El ejemplo de Gernika
Lo que marcó la diferencia es la táctica, esa Blitzkrieg que ya se ensayó con la Legión Condor en bombardeos terribles como el de Guernika y que servirá para apabullar a Europa. Los expertos militares de la época dijeron que Polonia resistiría un año a la Wehrmacht. Cayeron en 35 días y el país dejó de existir. Los Stuka bombardearon Varsovia a placer, una ciudad sin defensa antiaérea, como dispuesta al sacrificio. Las carreteras se llenaron de refugiados. Por una de ellas viajó un niño de siete años llamado Ryszard Kapuscinski, que de adulto se convertiría en un legendario reportero: "Me recuerdo andando con mi hermana junto a una carreta tirada por un caballo".Con las tropas alemanas avanzaron un puñado de sicarios de las SS y la Gestapo que, armados con listas negras, asesinaron a intelectuales, profesores de universidad, políticos, periodistas y aristócratas para descabezar a la sociedad polaca. Sólo faltaba el pacto Ribbentrop-Molotov entre Berlín y Moscú para que los rusos atacaran desde el este y se queden con su parte del pastel. El ejército soviético también llegó con sus propios carniceros: en los bosques de Katyn mataron y ocultaron en grandes fosas a 22.000 oficiales y soldados polacos a sangre fría.

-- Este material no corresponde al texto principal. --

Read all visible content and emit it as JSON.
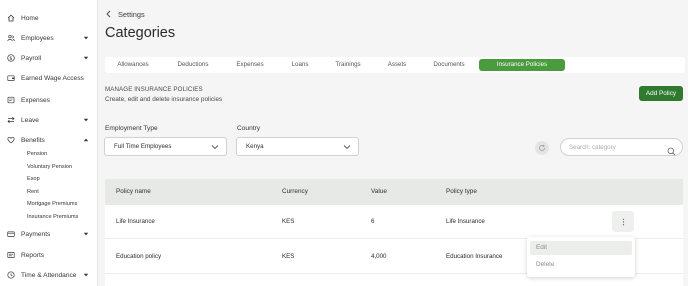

Ambos totalitarismos, el nazi y el soviético, se dieron la mano en Brest antes de que chocaran con furia dos años después. Los ocupantes nazis no tardaron en levantar muros en algunos barrios para hacinar a los judíos. La política de guetos anticipará el Holocausto, la solución final y la construcción de campos de exterminio como Auschwitz o Treblinka, mataderos donde la muerte se industrializó. Según dice el historiador James Holland, experto en la parte operacional del conflicto, Hitler no tenía ninguna posibilidad de ganar la guerra por muy superior que se mostrara en esos primeros meses, y más tras la entrada de la URSS y EEUU. Pero Polonia pagaría muy cara aquella ambición. Tras el levantamiento de Varsovia de 1944, el mayor ejemplo de resistencia civil de toda la Segunda Guerra Mundial, llegó la aniquilación de la ciudad y décadas de ocupación soviética. En el resto del mundo, el Armagedón wagneriano que Hitler desató el 1 de septiembre de 1939 dejó 60 millones de muertos y una configuración del planeta que aún pervive.